宁波市慈溪市育才小学604 任栩乐
2026-09-20
写完作业,我趴在书桌前,望着窗外电视里正在播报的新闻:北方多地遭遇沙尘暴侵袭,原本葱郁的绿洲正一点点被黄色的沙浪吞噬。我盯着屏幕上翻涌的沙雾,心中满是疑惑:为什么沙漠能如此轻易地扩张,用一场场猛烈的沙尘暴一点点沙化我们的地球?就在我盯着画面出神时,一阵突如其来的眩晕包裹了我,眼前的光亮猛地暗下去,我直直栽倒,昏了过去。
不知过了多久,皮肤被灼烧般的刺痛把我拉回了意识,紧接着滚烫的触感从身下传来,刺得我每一寸肌肤都发疼。我艰难地“睁开眼”,入目是铺天盖地的明黄色。风一吹,我的身体就跟着翻滚涌动,向远处蔓延开去——我居然真的变成了一片沙漠!就在变形完成的瞬间,一段属于沙漠的记忆顺着沙粒流进了我的意识,我终于读懂了沙漠扩张背后的真相。

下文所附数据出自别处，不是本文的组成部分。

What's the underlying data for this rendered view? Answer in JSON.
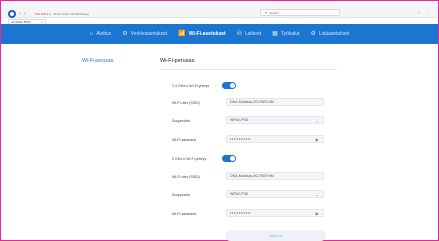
{
  "browser": {
    "address_host": "192.168.1.1",
    "address_rest": "/html/content.html#wifieasy",
    "tab_label": "HUAWEI B535",
    "tab_close": "×",
    "search_placeholder": "Search",
    "nav_arrows": "‹ ›",
    "right_icons": "☆ ⋮"
  },
  "topnav": {
    "items": [
      {
        "icon": "⌂",
        "label": "Aloitus",
        "active": false
      },
      {
        "icon": "⚙",
        "label": "Verkkoasetukset",
        "active": false
      },
      {
        "icon": "📶",
        "label": "Wi-Fi-asetukset",
        "active": true
      },
      {
        "icon": "⛁",
        "label": "Laitteet",
        "active": false
      },
      {
        "icon": "▦",
        "label": "Työkalut",
        "active": false
      },
      {
        "icon": "⚙",
        "label": "Lisäasetukset",
        "active": false
      }
    ]
  },
  "sidebar": {
    "link": "Wi-Fi-perusas."
  },
  "main": {
    "title": "Wi-Fi-perusas.",
    "band24": {
      "toggle_label": "2,4 GHz:n Wi-Fi-yhteys",
      "toggle_on": true,
      "ssid_label": "Wi-Fi-nimi (SSID)",
      "ssid_value": "DNA-Mokkula-2G-R8SY4M",
      "security_label": "Suojaustila",
      "security_value": "WPA2-PSK",
      "password_label": "Wi-Fi-salasana",
      "password_value": "••••••••••••"
    },
    "band5": {
      "toggle_label": "5 GHz:n Wi-Fi-yhteys",
      "toggle_on": true,
      "ssid_label": "Wi-Fi-nimi (SSID)",
      "ssid_value": "DNA-Mokkula-5G-R8SY4M",
      "security_label": "Suojaustila",
      "security_value": "WPA2-PSK",
      "password_label": "Wi-Fi-salasana",
      "password_value": "••••••••••••"
    },
    "save_label": "Tallenna"
  },
  "colors": {
    "accent": "#1b76d1",
    "frame": "#e8279a"
  }
}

在遥远的远古,我还只是被限制在盆地里一小片荒芜的沙地,早就做着向外扩张的“梦”,可那些沿着绿洲边缘扎下深根的高大乔木,像一道道坚不可摧的绿色城墙,把我的沙粒牢牢锁在原地,让我半步都挪不出去,这曾让我苦恼了千万年。可万万没想到,千万年后,自称文明的人类竟然亲自挥起了斧头,帮我拆掉了这道城墙。我清晰地记得那一天,电锯的嗡鸣顺着大地传过来,我感受到粗壮的树根一根根断裂、震动,那些曾阻挡我的绿色屏障轰然倒下一个个倒下,只剩下矮小丑陋的树桩孤零零戳在地上。风一吹,积压了千万年的沙粒便顺着风势向前翻滚,轻而易举盖住了树林,吞掉了原本绿油油的农田,我的身体就这样一天天变大,一点点吞噬曾经的绿色。
我扩张的脚步并没有停在农田边,接着我便伸向了远方的草原。我还记得很久之前,草原上狼群出没,它们牢牢控制着羊群、牛群和马群的数量,让那些贴着地面生长的青草有足够的时间抽枝发芽,把整片大地铺得密不透风,我的沙粒根本钻不进去。可后来,人类为了保护牲畜,开始大肆捕杀狼群,每一只狼消失,就有十多只羊安然活了下来。越来越多的牲畜在草原上,它们的牙齿像一把把小镰刀,把连片的草叶啃得只剩下短短的草根,连土壤都裸露了出来。一场大风刮过,我的沙粒顺着缝隙滚进来,一点点盖住裸露的土地。没过多久,原本风吹草低见牛羊的草原,也成了我身体的一部分。原来我能不断扩张,从来不是因为我本身有多强大,而是人类亲手拆掉了阻挡我的屏障,打破了千万年平衡的生态链。
就在我顺着风准备继续向前滚动时,熟悉的眩晕再次袭来,光影翻转,我重新坐回了书桌前。窗外还是刚才那则新闻播报。我抬起手,指尖似乎还残留着沙尘粗糙滚烫的触感,刚才那段变成沙漠的记忆清晰得不像一场梦。原来站在沙漠的视角,我看到的从来不是吞噬的快意,只有无尽荒芜里,对绿色深得骨子里的渴望。那片扩张的沙漠,其实就是大自然给人类敲响的警钟。从今天起,珍惜每一片绿叶,守护每一个生灵,就是守护我们自己共同的家园。